Lockheed Frigate Design to Use Proven Systems to Increase Affordability
Lockheed Martin plans to use proven components from existing ships when it sets out to compete for the Navy's upcoming frigate program. Doing so will make its offering more affordable, a company executive said March 15.
The frigate will be a follow-on vessel to the service’s littoral combat ship, which currently exists in two variants — the Freedom-class manufactured by Lockheed and the Independence-class built by Austal USA.
In a December memorandum Secretary of Defense Ashton Carter directed the Navy to reduce its combined procurement of littoral combat ships — and the more heavily-armed frigates to follow — from 52 to 40. The memo also called for a downselect to one variant of the vessel in fiscal year 2019. These changes were reflected in the president’s fiscal year 2017 budget request in February.
“We anticipate as we look forward, affordability is going to be a key requirement for this [the frigate] program,” said Neil King, capture executive for the fiscal year 2017/2018 littoral combat ships and frigate opportunity. King did not wish to comment directly on the downselect and future acquisition plans of the program, noting that would be “premature.”
“Right now we’re trying to understand the Navy’s schedule as it is today,” he said during a briefing at Lockheed’s 2016 Media Day. “We’re working through that acquisition strategy. It hasn’t been approved yet. Once that’s been approved we’ll get some additional insights into the associated schedule.”
For now the company is looking at perfecting its offering by focusing on ways in which it can reduce costs. As the Navy prepares to transition to the frigate, there is a focus on affordability, he said.
“There’s a fair amount of commonality – commonality with the LCS program and also commonality with the DDG-51,” he said.
From LCS, the frigate will derive longbow hellfire surface-to-surface missiles; the 57 mm Mk 110 gun; two 30 mm guns; the MQ-8 FireScout unmanned aerial system for reconnaissance and precision targeting; a variable depth sonar as part of its anti-submarine warfare package; and an upgraded 3D air search radar (TRS-4D). “We took advantage of a radar development program to integrate an active electronically scanned array into LCS, and this is going to be baselined on LCS 17 and going forward,” King said.
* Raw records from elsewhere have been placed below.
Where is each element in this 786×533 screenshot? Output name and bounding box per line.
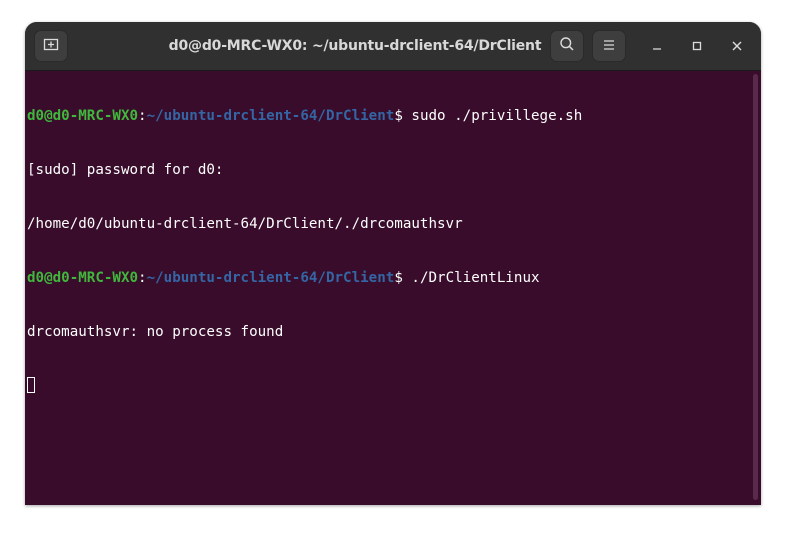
prompt-user-host: d0@d0-MRC-WX0 [27, 108, 139, 124]
terminal-line: /home/d0/ubuntu-drclient-64/DrClient/./d… [27, 215, 582, 233]
scrollbar[interactable] [753, 74, 758, 500]
maximize-button[interactable] [685, 34, 709, 58]
text-cursor [27, 377, 35, 393]
close-icon [731, 37, 743, 56]
output-text: /home/d0/ubuntu-drclient-64/DrClient/./d… [27, 216, 463, 232]
terminal-line [27, 377, 582, 395]
terminal-lines: d0@d0-MRC-WX0:~/ubuntu-drclient-64/DrCli… [27, 71, 582, 431]
search-button[interactable] [550, 30, 584, 62]
new-tab-icon [43, 36, 59, 56]
prompt-path: ~/ubuntu-drclient-64/DrClient [146, 108, 395, 124]
maximize-icon [691, 37, 703, 56]
title-bar[interactable]: d0@d0-MRC-WX0: ~/ubuntu-drclient-64/DrCl… [25, 22, 761, 71]
prompt-separator: : [138, 270, 147, 286]
terminal-line: d0@d0-MRC-WX0:~/ubuntu-drclient-64/DrCli… [27, 107, 582, 125]
terminal-line: drcomauthsvr: no process found [27, 323, 582, 341]
hamburger-menu-icon [602, 37, 616, 56]
new-tab-button[interactable] [34, 30, 68, 62]
window-title: d0@d0-MRC-WX0: ~/ubuntu-drclient-64/DrCl… [168, 38, 542, 54]
terminal-line: d0@d0-MRC-WX0:~/ubuntu-drclient-64/DrCli… [27, 269, 582, 287]
minimize-icon [651, 37, 663, 56]
search-icon [559, 36, 575, 56]
command-text: sudo ./privillege.sh [402, 108, 583, 124]
prompt-user-host: d0@d0-MRC-WX0 [27, 270, 139, 286]
prompt-separator: : [138, 108, 147, 124]
output-text: [sudo] password for d0: [27, 162, 224, 178]
close-button[interactable] [725, 34, 749, 58]
minimize-button[interactable] [645, 34, 669, 58]
prompt-symbol: $ [394, 108, 403, 124]
prompt-path: ~/ubuntu-drclient-64/DrClient [146, 270, 395, 286]
command-text: ./DrClientLinux [402, 270, 540, 286]
terminal-output-area[interactable]: d0@d0-MRC-WX0:~/ubuntu-drclient-64/DrCli… [25, 71, 761, 505]
terminal-window: d0@d0-MRC-WX0: ~/ubuntu-drclient-64/DrCl… [25, 22, 761, 505]
output-text: drcomauthsvr: no process found [27, 324, 284, 340]
terminal-line: [sudo] password for d0: [27, 161, 582, 179]
watermark-text: CSDN @d0_64IMP [672, 511, 768, 523]
menu-button[interactable] [592, 30, 626, 62]
prompt-symbol: $ [394, 270, 403, 286]
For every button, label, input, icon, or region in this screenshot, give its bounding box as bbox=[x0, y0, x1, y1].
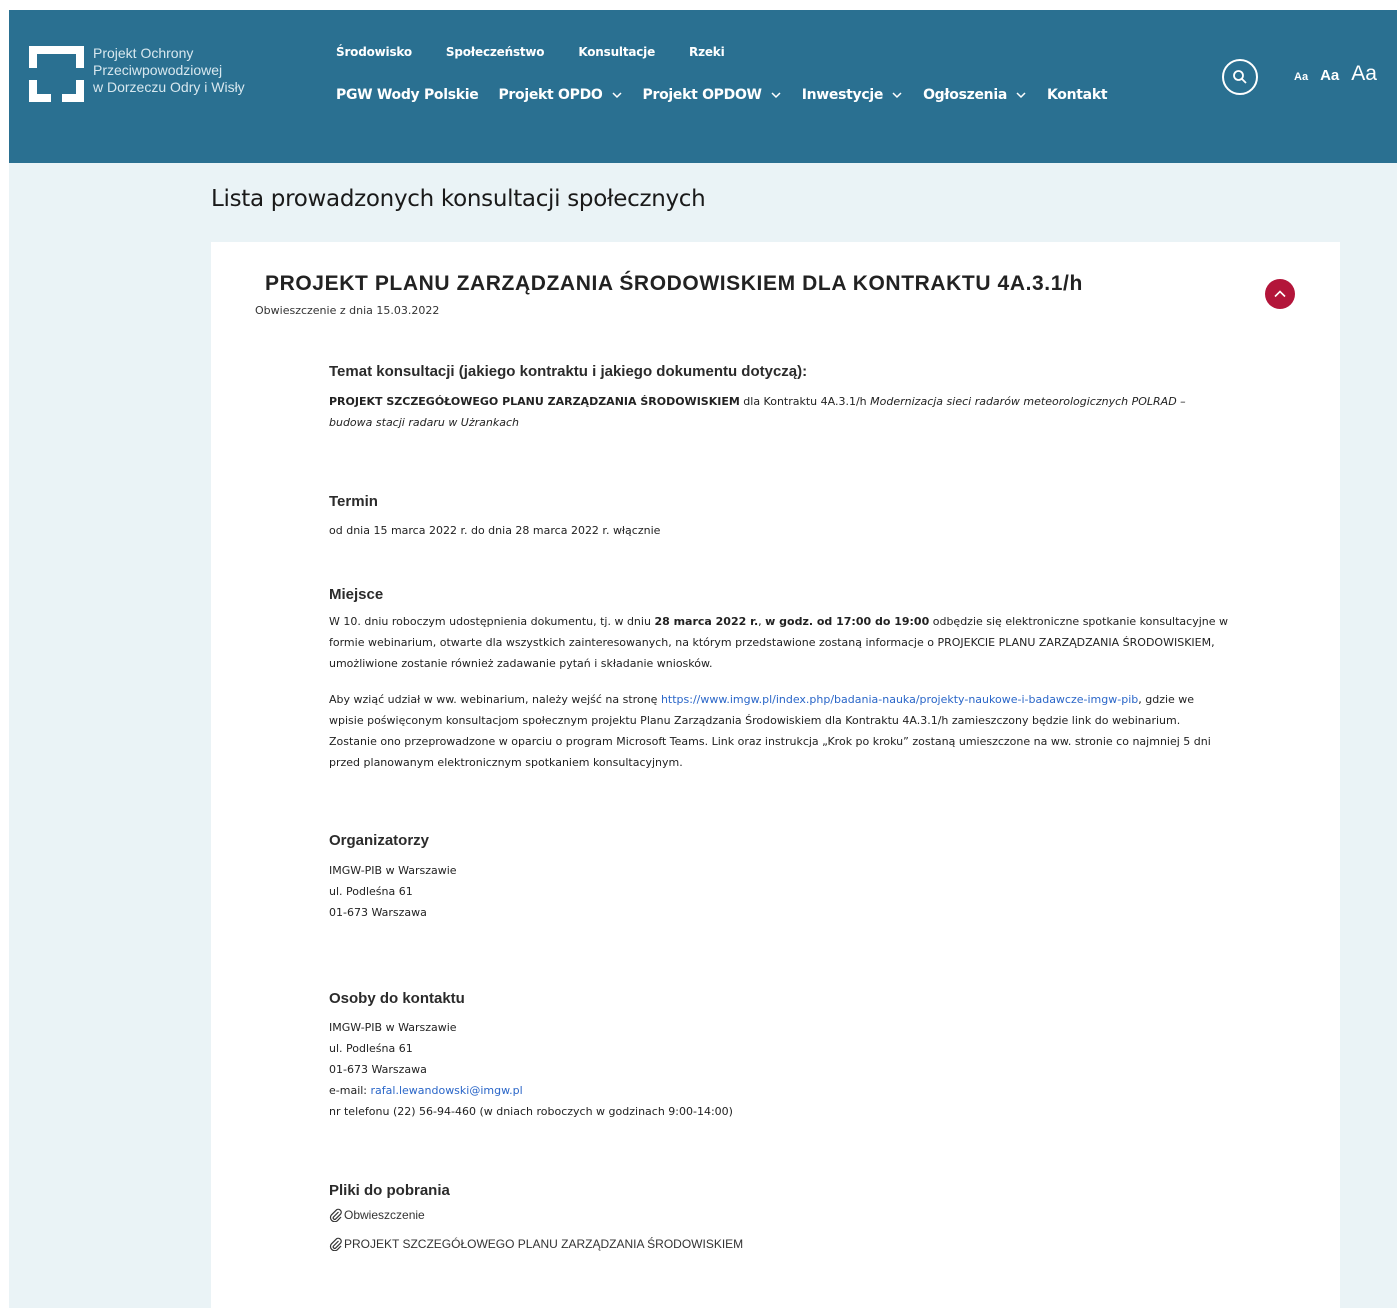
chevron-down-icon bbox=[892, 92, 902, 99]
nav-item-label: Ogłoszenia bbox=[923, 87, 1007, 103]
chevron-up-icon bbox=[1274, 290, 1286, 298]
consultation-date: Obwieszczenie z dnia 15.03.2022 bbox=[255, 304, 440, 317]
section-text-temat: PROJEKT SZCZEGÓŁOWEGO PLANU ZARZĄDZANIA … bbox=[329, 391, 1229, 433]
file-name: Obwieszczenie bbox=[344, 1208, 425, 1222]
address-line: 01-673 Warszawa bbox=[329, 1063, 427, 1076]
email-label: e-mail: bbox=[329, 1084, 371, 1097]
miejsce-text: Aby wziąć udział w ww. webinarium, należ… bbox=[329, 693, 661, 706]
site-header: Projekt Ochrony Przeciwpowodziowej w Dor… bbox=[9, 10, 1397, 163]
section-text-miejsce-1: W 10. dniu roboczym udostępnienia dokume… bbox=[329, 611, 1229, 674]
email-line: e-mail: rafal.lewandowski@imgw.pl bbox=[329, 1080, 1229, 1101]
nav-link-srodowisko[interactable]: Środowisko bbox=[336, 45, 412, 59]
file-link-projekt[interactable]: PROJEKT SZCZEGÓŁOWEGO PLANU ZARZĄDZANIA … bbox=[329, 1237, 743, 1251]
section-heading-termin: Termin bbox=[329, 493, 378, 510]
font-size-large[interactable]: Aa bbox=[1351, 62, 1377, 86]
top-nav: Środowisko Społeczeństwo Konsultacje Rze… bbox=[336, 45, 759, 59]
chevron-down-icon bbox=[771, 92, 781, 99]
nav-item-projekt-opdo[interactable]: Projekt OPDO bbox=[498, 87, 622, 103]
font-size-switcher: Aa Aa Aa bbox=[1294, 62, 1377, 86]
page-title: Lista prowadzonych konsultacji społeczny… bbox=[211, 186, 706, 212]
file-link-obwieszczenie[interactable]: Obwieszczenie bbox=[329, 1208, 425, 1222]
nav-item-label: Projekt OPDO bbox=[498, 87, 603, 103]
nav-item-pgw[interactable]: PGW Wody Polskie bbox=[336, 87, 479, 103]
miejsce-hours: w godz. od 17:00 do 19:00 bbox=[765, 615, 930, 628]
site-name-line: Przeciwpowodziowej bbox=[93, 62, 223, 78]
nav-item-ogloszenia[interactable]: Ogłoszenia bbox=[923, 87, 1027, 103]
font-size-medium[interactable]: Aa bbox=[1320, 67, 1339, 84]
section-heading-temat: Temat konsultacji (jakiego kontraktu i j… bbox=[329, 363, 808, 380]
temat-bold: PROJEKT SZCZEGÓŁOWEGO PLANU ZARZĄDZANIA … bbox=[329, 395, 740, 408]
nav-link-spoleczenstwo[interactable]: Społeczeństwo bbox=[446, 45, 545, 59]
section-heading-miejsce: Miejsce bbox=[329, 586, 384, 603]
address-line: IMGW-PIB w Warszawie bbox=[329, 864, 457, 877]
chevron-down-icon bbox=[1016, 92, 1026, 99]
search-icon bbox=[1233, 70, 1247, 84]
nav-item-projekt-opdow[interactable]: Projekt OPDOW bbox=[643, 87, 782, 103]
page-canvas: Projekt Ochrony Przeciwpowodziowej w Dor… bbox=[9, 10, 1397, 1308]
site-name-line: w Dorzeczu Odry i Wisły bbox=[93, 79, 245, 95]
file-name: PROJEKT SZCZEGÓŁOWEGO PLANU ZARZĄDZANIA … bbox=[344, 1237, 744, 1251]
site-name-line: Projekt Ochrony bbox=[93, 45, 194, 61]
paperclip-icon bbox=[329, 1237, 342, 1251]
nav-item-inwestycje[interactable]: Inwestycje bbox=[802, 87, 903, 103]
nav-item-label: Inwestycje bbox=[801, 87, 884, 103]
nav-item-kontakt[interactable]: Kontakt bbox=[1047, 87, 1108, 103]
section-heading-kontakt: Osoby do kontaktu bbox=[329, 990, 465, 1007]
nav-item-label: Projekt OPDOW bbox=[642, 87, 762, 103]
section-heading-organizatorzy: Organizatorzy bbox=[329, 832, 430, 849]
main-nav: PGW Wody Polskie Projekt OPDO Projekt OP… bbox=[336, 87, 1127, 103]
temat-plain: dla Kontraktu 4A.3.1/h bbox=[739, 395, 871, 408]
section-text-termin: od dnia 15 marca 2022 r. do dnia 28 marc… bbox=[329, 524, 661, 537]
consultation-title[interactable]: PROJEKT PLANU ZARZĄDZANIA ŚRODOWISKIEM D… bbox=[265, 272, 1083, 296]
phone-line: nr telefonu (22) 56-94-460 (w dniach rob… bbox=[329, 1105, 733, 1118]
section-text-kontakt: IMGW-PIB w Warszawie ul. Podleśna 61 01-… bbox=[329, 1017, 1229, 1122]
search-button[interactable] bbox=[1222, 59, 1258, 95]
address-line: 01-673 Warszawa bbox=[329, 906, 427, 919]
nav-item-label: PGW Wody Polskie bbox=[336, 87, 479, 103]
section-text-organizatorzy: IMGW-PIB w Warszawie ul. Podleśna 61 01-… bbox=[329, 860, 1229, 923]
chevron-down-icon bbox=[611, 92, 622, 99]
address-line: ul. Podleśna 61 bbox=[329, 885, 413, 898]
section-text-miejsce-2: Aby wziąć udział w ww. webinarium, należ… bbox=[329, 689, 1229, 773]
nav-item-label: Kontakt bbox=[1047, 87, 1108, 103]
miejsce-text: W 10. dniu roboczym udostępnienia dokume… bbox=[329, 615, 655, 628]
address-line: ul. Podleśna 61 bbox=[329, 1042, 413, 1055]
miejsce-date: 28 marca 2022 r. bbox=[654, 615, 759, 628]
collapse-button[interactable] bbox=[1265, 279, 1295, 309]
section-heading-pliki: Pliki do pobrania bbox=[329, 1182, 450, 1199]
paperclip-icon bbox=[329, 1208, 342, 1222]
nav-link-rzeki[interactable]: Rzeki bbox=[689, 45, 725, 59]
consultation-card: PROJEKT PLANU ZARZĄDZANIA ŚRODOWISKIEM D… bbox=[211, 242, 1340, 1308]
address-line: IMGW-PIB w Warszawie bbox=[329, 1021, 457, 1034]
site-name[interactable]: Projekt Ochrony Przeciwpowodziowej w Dor… bbox=[93, 45, 293, 96]
webinar-link[interactable]: https://www.imgw.pl/index.php/badania-na… bbox=[661, 693, 1138, 706]
logo-icon[interactable] bbox=[29, 46, 84, 102]
email-link[interactable]: rafal.lewandowski@imgw.pl bbox=[371, 1084, 523, 1097]
font-size-small[interactable]: Aa bbox=[1294, 71, 1308, 83]
nav-link-konsultacje[interactable]: Konsultacje bbox=[578, 45, 655, 59]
From the DDG-51 destroyer, the frigate design will utilize over-the-horizon surface-to-surface missiles and Nulka decoys, which are Australian designed and developed active missile decoys. The company is also adding an enhanced electronic warfare capability, derived from the destroyer platform. “This is an area that we’re focused on trying to leverage the Block 2 program from the DDG-51 and having a smaller version — they call it SEWIP [Surface Electronic Warfare Improvement Program] Lite — that provides a lot of flexibility and increased performance in the electronic warfare area.”
The frigate will also use systems common to both ships. It will have an Aegis-based combat management system (COMBATSS-21); SeaRAM air defense missiles; MH-60 helicopter with hellfire missiles and torpedoes; and multi-function towed array, SQQ-89 sonar processing and torpedo countermeasures as part of the vessel’s anti-submarine warfare package.
“As we look to our configuration for the frigate, it’s built upon the 118-meter design. We did increase the displacement just with this additional capability,” King said. “This ship had a lot of flexibility with the 180 metric tons [of additional space] so we’re taking advantage of that. We’re also taking advantage of [removing] certain systems that are no longer applicable,” he noted.
Older versions of the LCS had an overhead crane system for launch and recovery activities. “Going forward we don’t think that’s available so we’ll take that system off,” he said. “That will give us some additional weight and margins that we can apply to these capabilities that we’re going to be adding.”
In addition to commonality, the company believes that block buys will provide an opportunity for significant cost savings moving forward.
Ships 5 through 24 in the LCS program are being procured under a pair of 10-ship block buy contracts that were awarded to the two LCS builders in December 2010. “That block buy allowed us to establish a shipbuilding plan that spanned multiple years,” King said. The block buy enabled the company to maintain a workforce, achieve significant price reductions both from a material and labor standpoint and cut the average ship cost across the block buy to approximately $360 million, which is significantly below the $480 million fiscal year 2010 cost cap, he said.
King advocated this type of strategy for future procurement of LCS and frigate platforms. “We’re looking forward to having a similar type of approach from an acquisition in which we can leverage multi-years of procurement of these ships to maintain and keep the costs at a very affordable price to the U.S. Navy.”